The 1800s saw a major development in the institution of Mexican slavery. The revolutionary leader and priest Hidalgo, often called the father of Mexican independence, declared slavery abolished in 1810. Slave trade was legally forbidden in Mexico in 1824 after the successful revolution and the formation of a new government. The institution of slavery itself was declared illegal in 1839; in practice, however, slavery was far from abolished for several decades. Yet, given the existence of communities in Mexico where slavery was prohibited, many slaves in the U.S. and adjacent territories fled to Mexico to live in freedom. Although New Spain set the invidious example of colonial development dependent on enslaving Africans and selling them for profit, once Mexico threw off the shackles of Spain, the government set the example of striking the chains of slavery from their citizens.

In the United States, slavery was officially ended by the Emancipation Proclamation of 1863, but the period that followed also saw a lengthy adjustment. Even today, the residual effects of the slave trade can be easily noted in demographic data about the locations of black residents in Mexico and the US. In the US, the Census Bureau has for decades tabulated and mapped the percentage of black residents in states, counties, and down to census districts. The maps show that communities having substantial black populations (as high as 80%) are still located primarily in Southern states with boundaries along the Atlantic Ocean or the Gulf of Mexico (where the trade ships made port).

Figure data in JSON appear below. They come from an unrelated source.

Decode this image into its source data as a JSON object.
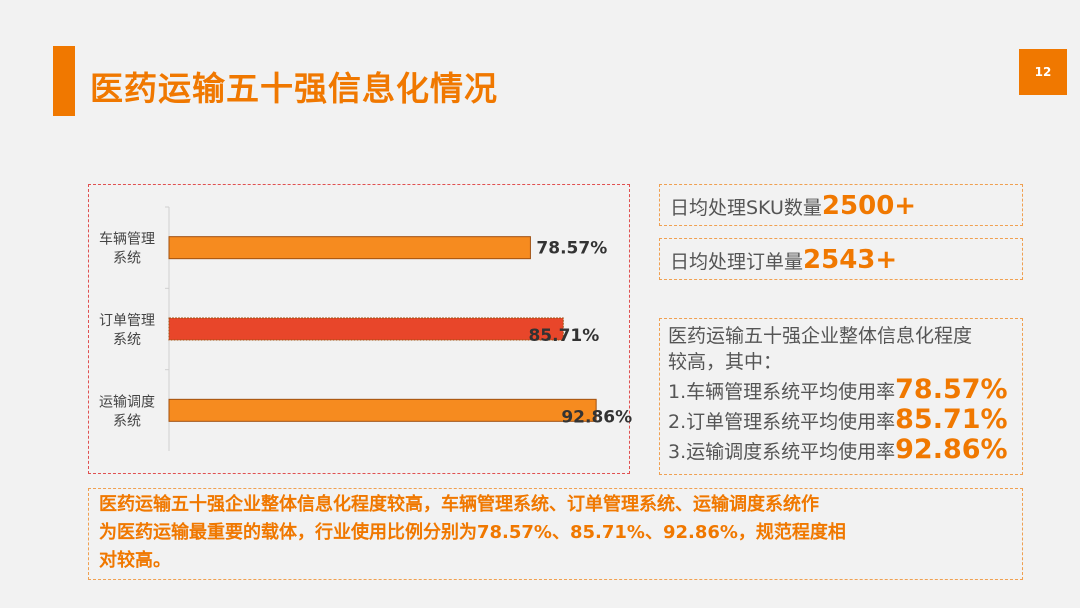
{
  "page": {
    "title": "医药运输五十强信息化情况",
    "page_number": "12"
  },
  "chart_data": {
    "type": "bar",
    "orientation": "horizontal",
    "categories": [
      [
        "车辆管理",
        "系统"
      ],
      [
        "订单管理",
        "系统"
      ],
      [
        "运输调度",
        "系统"
      ]
    ],
    "values": [
      78.57,
      85.71,
      92.86
    ],
    "value_labels": [
      "78.57%",
      "85.71%",
      "92.86%"
    ],
    "bar_colors": [
      "#f68b1f",
      "#e8462a",
      "#f68b1f"
    ],
    "highlighted_index": 1,
    "xlim": [
      0,
      100
    ],
    "grid": false,
    "legend": "none"
  },
  "stats": {
    "sku_label": "日均处理SKU数量",
    "sku_value": "2500+",
    "orders_label": "日均处理订单量",
    "orders_value": "2543+"
  },
  "summary_box": {
    "intro_line1": "医药运输五十强企业整体信息化程度",
    "intro_line2": "较高，其中：",
    "items": [
      {
        "label": "1.车辆管理系统平均使用率",
        "value": "78.57%"
      },
      {
        "label": "2.订单管理系统平均使用率",
        "value": "85.71%"
      },
      {
        "label": "3.运输调度系统平均使用率",
        "value": "92.86%"
      }
    ]
  },
  "conclusion": {
    "line1": "医药运输五十强企业整体信息化程度较高，车辆管理系统、订单管理系统、运输调度系统作",
    "line2": "为医药运输最重要的载体，行业使用比例分别为78.57%、85.71%、92.86%，规范程度相",
    "line3": "对较高。"
  },
  "colors": {
    "accent": "#f07800",
    "bar_primary": "#f68b1f",
    "bar_highlight": "#e8462a",
    "chart_border": "#e05050",
    "box_border": "#f0a050"
  }
}
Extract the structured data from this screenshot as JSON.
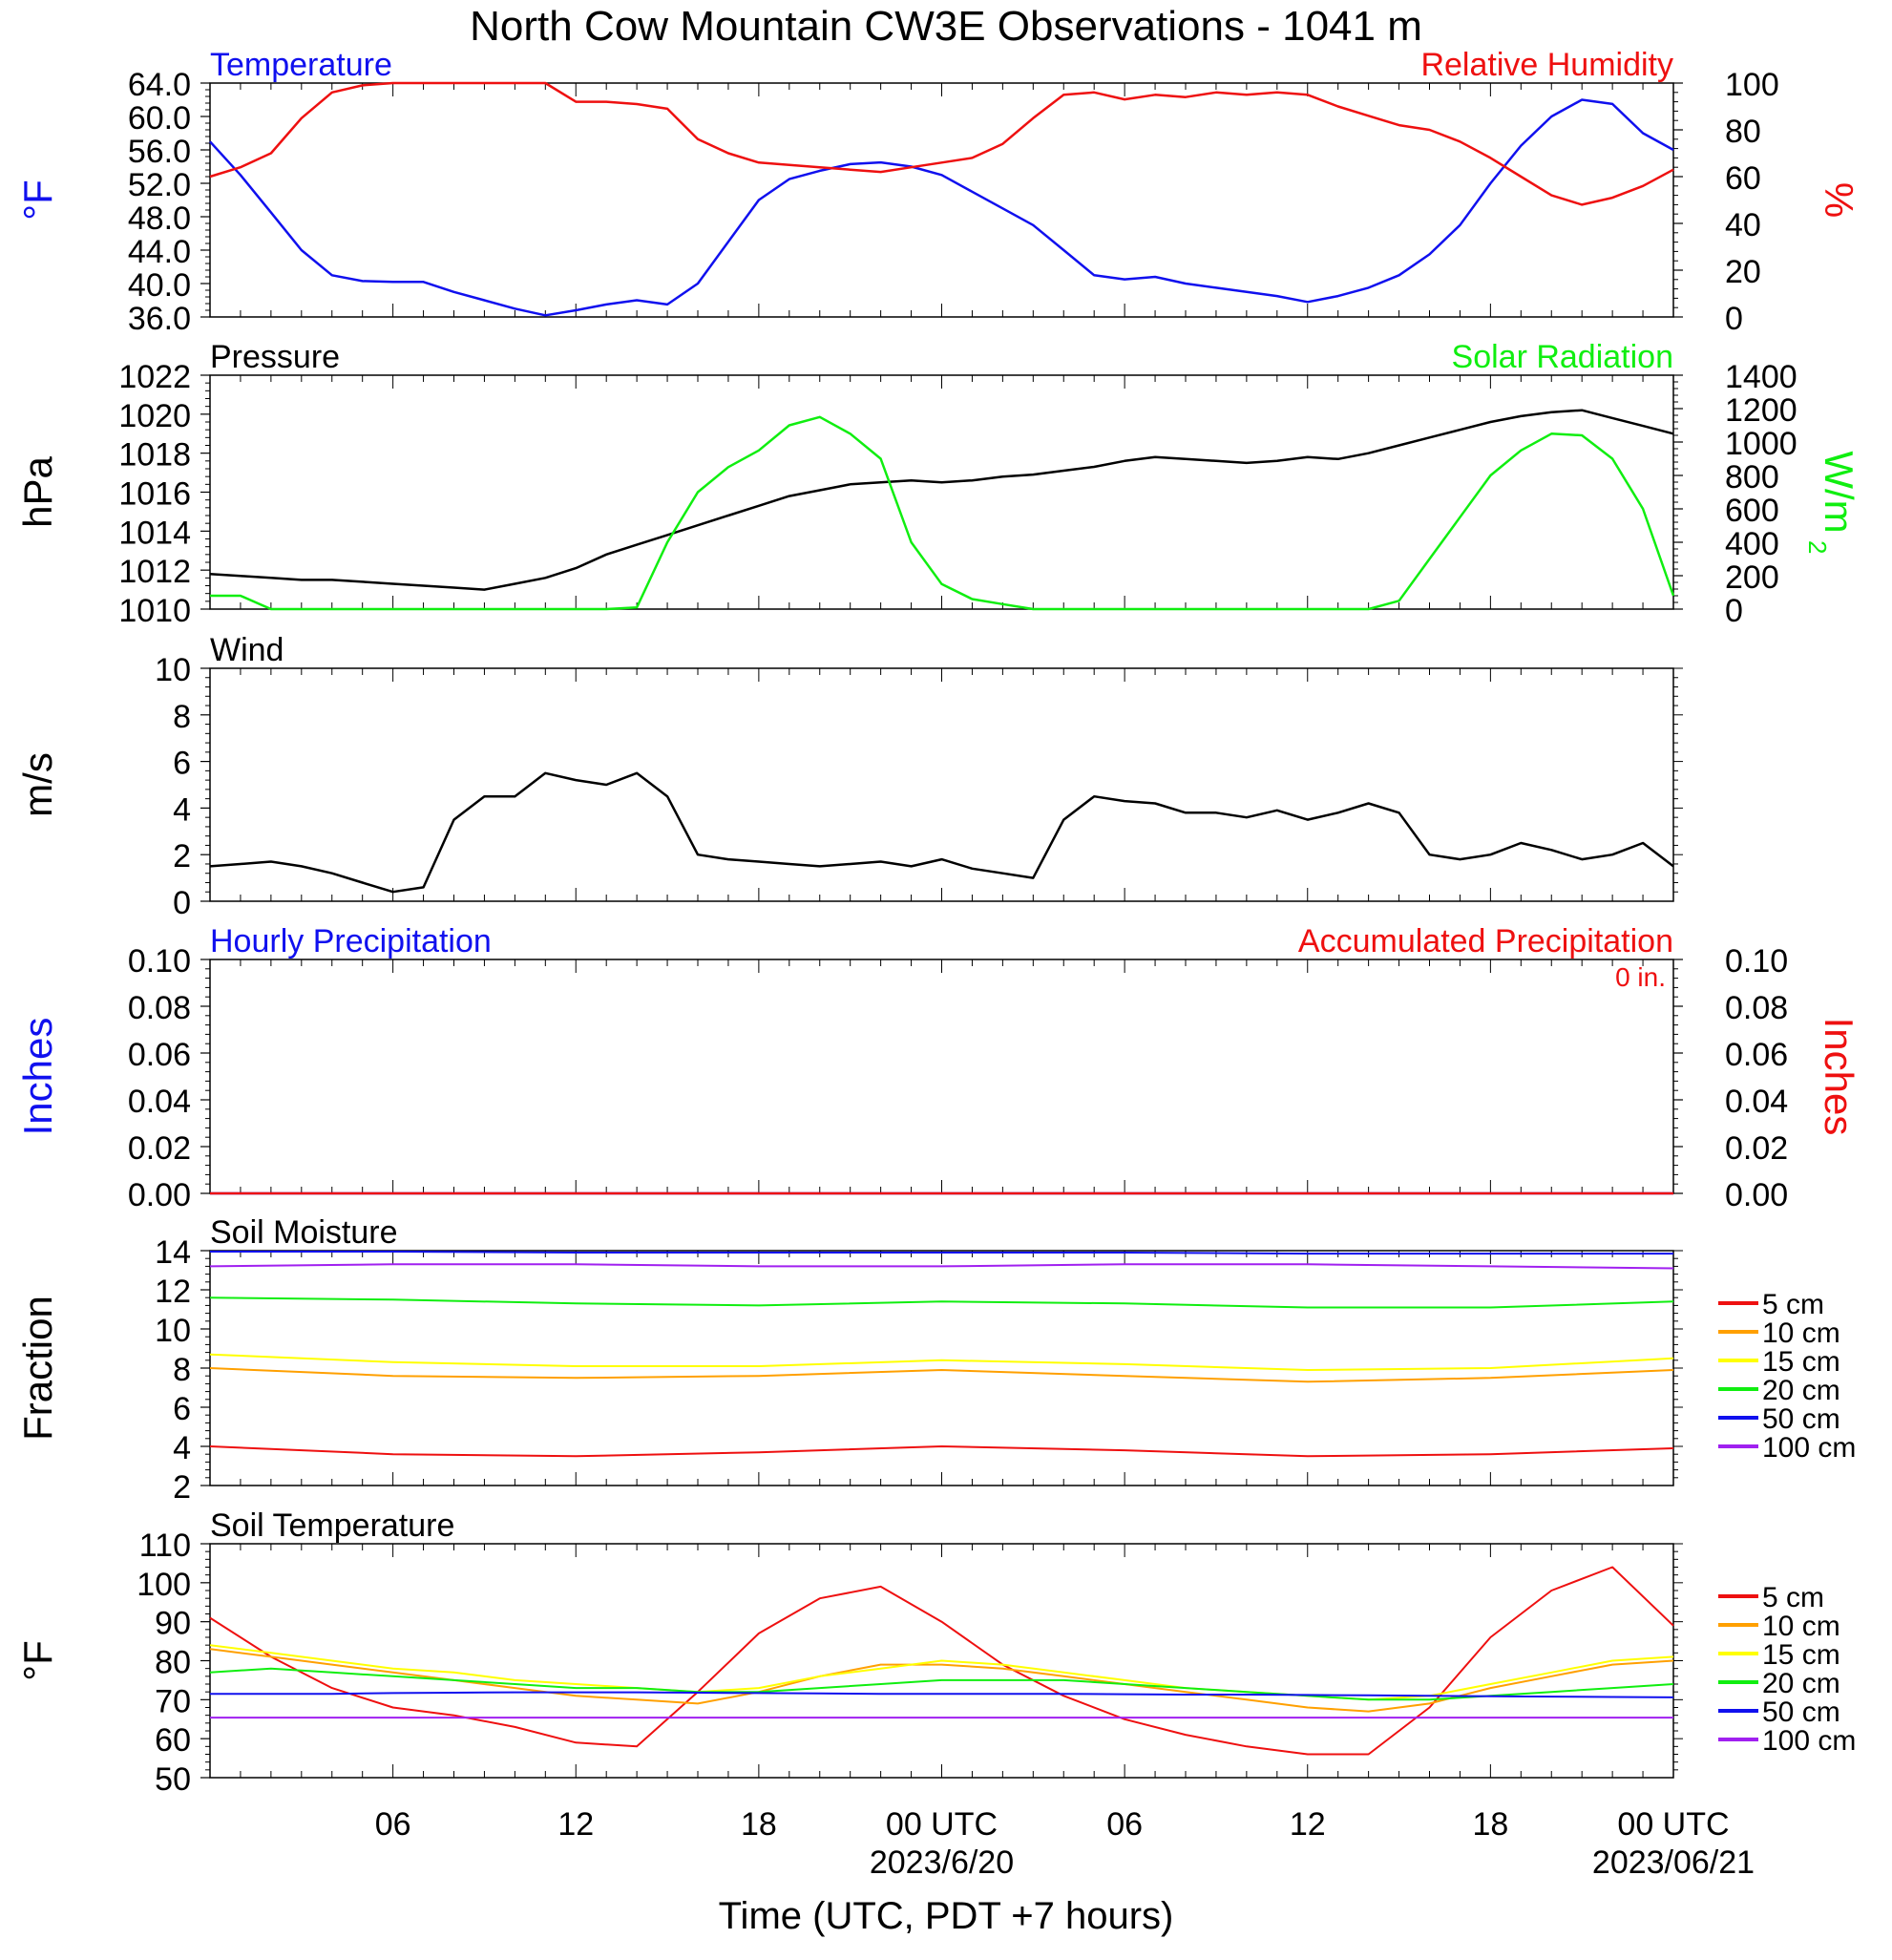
{
  "title": "North Cow Mountain CW3E Observations - 1041 m",
  "xaxis": {
    "label": "Time (UTC, PDT +7 hours)",
    "ticks": [
      "06",
      "12",
      "18",
      "00 UTC",
      "06",
      "12",
      "18",
      "00 UTC"
    ],
    "dates": [
      "2023/6/20",
      "2023/06/21"
    ]
  },
  "colors": {
    "blue": "#1010ee",
    "red": "#ee1010",
    "green": "#10ee10",
    "black": "#000000",
    "orange": "#ffa000",
    "yellow": "#ffff00",
    "purple": "#a020f0"
  },
  "legend": [
    "5 cm",
    "10 cm",
    "15 cm",
    "20 cm",
    "50 cm",
    "100 cm"
  ],
  "chart_data": [
    {
      "type": "line",
      "left_title": "Temperature",
      "right_title": "Relative Humidity",
      "ylabel_left": "°F",
      "ylabel_right": "%",
      "ylim_left": [
        36,
        64
      ],
      "ylim_right": [
        0,
        100
      ],
      "left_ticks": [
        "64.0",
        "60.0",
        "56.0",
        "52.0",
        "48.0",
        "44.0",
        "40.0",
        "36.0"
      ],
      "right_ticks": [
        "100",
        "80",
        "60",
        "40",
        "20",
        "0"
      ],
      "x": [
        0,
        1,
        2,
        3,
        4,
        5,
        6,
        7,
        8,
        9,
        10,
        11,
        12,
        13,
        14,
        15,
        16,
        17,
        18,
        19,
        20,
        21,
        22,
        23,
        24,
        25,
        26,
        27,
        28,
        29,
        30,
        31,
        32,
        33,
        34,
        35,
        36,
        37,
        38,
        39,
        40,
        41,
        42,
        43,
        44,
        45,
        46,
        47,
        48
      ],
      "series": [
        {
          "name": "Temperature",
          "color": "blue",
          "axis": "left",
          "values": [
            57,
            53,
            48.5,
            44,
            41,
            40.3,
            40.2,
            40.2,
            39,
            38,
            37,
            36.2,
            36.8,
            37.5,
            38,
            37.5,
            40,
            45,
            50,
            52.5,
            53.5,
            54.3,
            54.5,
            54,
            53,
            51,
            49,
            47,
            44,
            41,
            40.5,
            40.8,
            40,
            39.5,
            39,
            38.5,
            37.8,
            38.5,
            39.5,
            41,
            43.5,
            47,
            52,
            56.5,
            60,
            62,
            61.5,
            58,
            56
          ]
        },
        {
          "name": "Relative Humidity",
          "color": "red",
          "axis": "right",
          "values": [
            60,
            64,
            70,
            85,
            96,
            99,
            100,
            100,
            100,
            100,
            100,
            100,
            92,
            92,
            91,
            89,
            76,
            70,
            66,
            65,
            64,
            63,
            62,
            64,
            66,
            68,
            74,
            85,
            95,
            96,
            93,
            95,
            94,
            96,
            95,
            96,
            95,
            90,
            86,
            82,
            80,
            75,
            68,
            60,
            52,
            48,
            51,
            56,
            63
          ]
        }
      ]
    },
    {
      "type": "line",
      "left_title": "Pressure",
      "right_title": "Solar Radiation",
      "ylabel_left": "hPa",
      "ylabel_right": "W/m",
      "ylim_left": [
        1010,
        1022
      ],
      "ylim_right": [
        0,
        1400
      ],
      "left_ticks": [
        "1022",
        "1020",
        "1018",
        "1016",
        "1014",
        "1012",
        "1010"
      ],
      "right_ticks": [
        "1400",
        "1200",
        "1000",
        "800",
        "600",
        "400",
        "200",
        "0"
      ],
      "x": [
        0,
        1,
        2,
        3,
        4,
        5,
        6,
        7,
        8,
        9,
        10,
        11,
        12,
        13,
        14,
        15,
        16,
        17,
        18,
        19,
        20,
        21,
        22,
        23,
        24,
        25,
        26,
        27,
        28,
        29,
        30,
        31,
        32,
        33,
        34,
        35,
        36,
        37,
        38,
        39,
        40,
        41,
        42,
        43,
        44,
        45,
        46,
        47,
        48
      ],
      "series": [
        {
          "name": "Pressure",
          "color": "black",
          "axis": "left",
          "values": [
            1011.8,
            1011.7,
            1011.6,
            1011.5,
            1011.5,
            1011.4,
            1011.3,
            1011.2,
            1011.1,
            1011,
            1011.3,
            1011.6,
            1012.1,
            1012.8,
            1013.3,
            1013.8,
            1014.3,
            1014.8,
            1015.3,
            1015.8,
            1016.1,
            1016.4,
            1016.5,
            1016.6,
            1016.5,
            1016.6,
            1016.8,
            1016.9,
            1017.1,
            1017.3,
            1017.6,
            1017.8,
            1017.7,
            1017.6,
            1017.5,
            1017.6,
            1017.8,
            1017.7,
            1018,
            1018.4,
            1018.8,
            1019.2,
            1019.6,
            1019.9,
            1020.1,
            1020.2,
            1019.8,
            1019.4,
            1019
          ]
        },
        {
          "name": "Solar Radiation",
          "color": "green",
          "axis": "right",
          "values": [
            80,
            80,
            0,
            0,
            0,
            0,
            0,
            0,
            0,
            0,
            0,
            0,
            0,
            0,
            10,
            400,
            700,
            850,
            950,
            1100,
            1150,
            1050,
            900,
            400,
            150,
            60,
            30,
            0,
            0,
            0,
            0,
            0,
            0,
            0,
            0,
            0,
            0,
            0,
            0,
            50,
            300,
            550,
            800,
            950,
            1050,
            1040,
            900,
            600,
            80
          ]
        }
      ]
    },
    {
      "type": "line",
      "left_title": "Wind",
      "ylabel_left": "m/s",
      "ylim_left": [
        0,
        10
      ],
      "left_ticks": [
        "10",
        "8",
        "6",
        "4",
        "2",
        "0"
      ],
      "x": [
        0,
        1,
        2,
        3,
        4,
        5,
        6,
        7,
        8,
        9,
        10,
        11,
        12,
        13,
        14,
        15,
        16,
        17,
        18,
        19,
        20,
        21,
        22,
        23,
        24,
        25,
        26,
        27,
        28,
        29,
        30,
        31,
        32,
        33,
        34,
        35,
        36,
        37,
        38,
        39,
        40,
        41,
        42,
        43,
        44,
        45,
        46,
        47,
        48
      ],
      "series": [
        {
          "name": "Wind speed",
          "color": "black",
          "axis": "left",
          "values": [
            1.5,
            1.6,
            1.7,
            1.5,
            1.2,
            0.8,
            0.4,
            0.6,
            3.5,
            4.5,
            4.5,
            5.5,
            5.2,
            5,
            5.5,
            4.5,
            2,
            1.8,
            1.7,
            1.6,
            1.5,
            1.6,
            1.7,
            1.5,
            1.8,
            1.4,
            1.2,
            1,
            3.5,
            4.5,
            4.3,
            4.2,
            3.8,
            3.8,
            3.6,
            3.9,
            3.5,
            3.8,
            4.2,
            3.8,
            2,
            1.8,
            2,
            2.5,
            2.2,
            1.8,
            2,
            2.5,
            1.5
          ]
        }
      ]
    },
    {
      "type": "line",
      "left_title": "Hourly Precipitation",
      "right_title": "Accumulated Precipitation",
      "annotation": "0 in.",
      "ylabel_left": "Inches",
      "ylabel_right": "Inches",
      "ylim_left": [
        0,
        0.1
      ],
      "ylim_right": [
        0,
        0.1
      ],
      "left_ticks": [
        "0.10",
        "0.08",
        "0.06",
        "0.04",
        "0.02",
        "0.00"
      ],
      "right_ticks": [
        "0.10",
        "0.08",
        "0.06",
        "0.04",
        "0.02",
        "0.00"
      ],
      "x": [
        0,
        48
      ],
      "series": [
        {
          "name": "Hourly Precipitation",
          "color": "blue",
          "axis": "left",
          "values": [
            0,
            0
          ]
        },
        {
          "name": "Accumulated Precipitation",
          "color": "red",
          "axis": "right",
          "values": [
            0,
            0
          ]
        }
      ]
    },
    {
      "type": "line",
      "left_title": "Soil Moisture",
      "ylabel_left": "Fraction",
      "ylim_left": [
        2,
        14
      ],
      "left_ticks": [
        "14",
        "12",
        "10",
        "8",
        "6",
        "4",
        "2"
      ],
      "x": [
        0,
        6,
        12,
        18,
        24,
        30,
        36,
        42,
        48
      ],
      "series": [
        {
          "name": "5 cm",
          "color": "red",
          "axis": "left",
          "values": [
            4,
            3.6,
            3.5,
            3.7,
            4,
            3.8,
            3.5,
            3.6,
            3.9
          ]
        },
        {
          "name": "10 cm",
          "color": "orange",
          "axis": "left",
          "values": [
            8,
            7.6,
            7.5,
            7.6,
            7.9,
            7.6,
            7.3,
            7.5,
            7.9
          ]
        },
        {
          "name": "15 cm",
          "color": "yellow",
          "axis": "left",
          "values": [
            8.7,
            8.3,
            8.1,
            8.1,
            8.4,
            8.2,
            7.9,
            8.0,
            8.5
          ]
        },
        {
          "name": "20 cm",
          "color": "green",
          "axis": "left",
          "values": [
            11.6,
            11.5,
            11.3,
            11.2,
            11.4,
            11.3,
            11.1,
            11.1,
            11.4
          ]
        },
        {
          "name": "50 cm",
          "color": "blue",
          "axis": "left",
          "values": [
            13.95,
            13.95,
            13.9,
            13.9,
            13.9,
            13.9,
            13.85,
            13.85,
            13.85
          ]
        },
        {
          "name": "100 cm",
          "color": "purple",
          "axis": "left",
          "values": [
            13.2,
            13.3,
            13.3,
            13.2,
            13.2,
            13.3,
            13.3,
            13.2,
            13.1
          ]
        }
      ]
    },
    {
      "type": "line",
      "left_title": "Soil Temperature",
      "ylabel_left": "°F",
      "ylim_left": [
        50,
        110
      ],
      "left_ticks": [
        "110",
        "100",
        "90",
        "80",
        "70",
        "60",
        "50"
      ],
      "x": [
        0,
        2,
        4,
        6,
        8,
        10,
        12,
        14,
        16,
        18,
        20,
        22,
        24,
        26,
        28,
        30,
        32,
        34,
        36,
        38,
        40,
        42,
        44,
        46,
        48
      ],
      "series": [
        {
          "name": "5 cm",
          "color": "red",
          "axis": "left",
          "values": [
            91,
            81,
            73,
            68,
            66,
            63,
            59,
            58,
            72,
            87,
            96,
            99,
            90,
            79,
            71,
            65,
            61,
            58,
            56,
            56,
            68,
            86,
            98,
            104,
            89
          ]
        },
        {
          "name": "10 cm",
          "color": "orange",
          "axis": "left",
          "values": [
            83,
            81,
            79,
            77,
            75,
            73,
            71,
            70,
            69,
            72,
            76,
            79,
            79,
            78,
            76,
            74,
            72,
            70,
            68,
            67,
            69,
            73,
            76,
            79,
            80
          ]
        },
        {
          "name": "15 cm",
          "color": "yellow",
          "axis": "left",
          "values": [
            84,
            82,
            80,
            78,
            77,
            75,
            74,
            73,
            72,
            73,
            76,
            78,
            80,
            79,
            77,
            75,
            73,
            72,
            71,
            70,
            71,
            74,
            77,
            80,
            81
          ]
        },
        {
          "name": "20 cm",
          "color": "green",
          "axis": "left",
          "values": [
            77,
            78,
            77,
            76,
            75,
            74,
            73,
            73,
            72,
            72,
            73,
            74,
            75,
            75,
            75,
            74,
            73,
            72,
            71,
            70,
            70,
            71,
            72,
            73,
            74
          ]
        },
        {
          "name": "50 cm",
          "color": "blue",
          "axis": "left",
          "values": [
            71.5,
            71.5,
            71.5,
            71.7,
            71.8,
            71.9,
            71.9,
            71.9,
            71.8,
            71.7,
            71.6,
            71.5,
            71.5,
            71.5,
            71.5,
            71.4,
            71.3,
            71.3,
            71.2,
            71.1,
            71,
            70.9,
            70.8,
            70.7,
            70.6
          ]
        },
        {
          "name": "100 cm",
          "color": "purple",
          "axis": "left",
          "values": [
            65.4,
            65.4,
            65.4,
            65.4,
            65.4,
            65.4,
            65.4,
            65.4,
            65.4,
            65.4,
            65.4,
            65.4,
            65.4,
            65.4,
            65.4,
            65.4,
            65.4,
            65.4,
            65.4,
            65.4,
            65.4,
            65.4,
            65.4,
            65.4,
            65.4
          ]
        }
      ]
    }
  ]
}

Measuring AfroMexicano History

INEGI (Instituto Nacional de Estadística y Geografía), Mexico’s statistical agency, traditionally accepted the reality that the population was a complex mix of racial and ethnic backgrounds, and so did not attempt to collect data on individuals’ self-reported race. In the 2015 survey, however, INEGI asked whether people considered themselves black, that is to say, “afromexicana o afrodescendiente,” for the first time. The results revealed the residual influence of a centuries-old pattern of slave trade – this one in the Pacific. In addition to areas around Veracruz and Mexico City mentioned above, concentrations of AfroMexicanos were found in rural areas near Acapulco and elsewhere in the state of Guerrero, as well as in the state of Oaxaca. Although the number of AfroMexicanos is nowhere very high (averaging 2.4% in the entire country), these Pacific coastal areas revealed some of the highest concentrations: 9.6% of the population of Guerrero (9.5% in 2023) and 4.9% in Oaxaca (3.6% in 2023). Most of Oaxaca’s AfroMexicanos live near Puerto Escondido and Huatulco.

The origin of these populations with African ancestry along the Pacific coast was not the transatlantic slave trade, but the 17h-century slave trade known as the Manila-Acapulco galleon trade route. (The galleons were large, multi-story Spanish sailing ships that had previously served in warfare.) At that time, the Philippines were a territory of Spain, facilitating trade from Europe and Africa through there. Slaves from various sources, including Africa, were sold in Manila, and some of them were further transported to the Pacific coast of Mexico. Their descendants are the AfroMexicanos now living near the Pacific coast.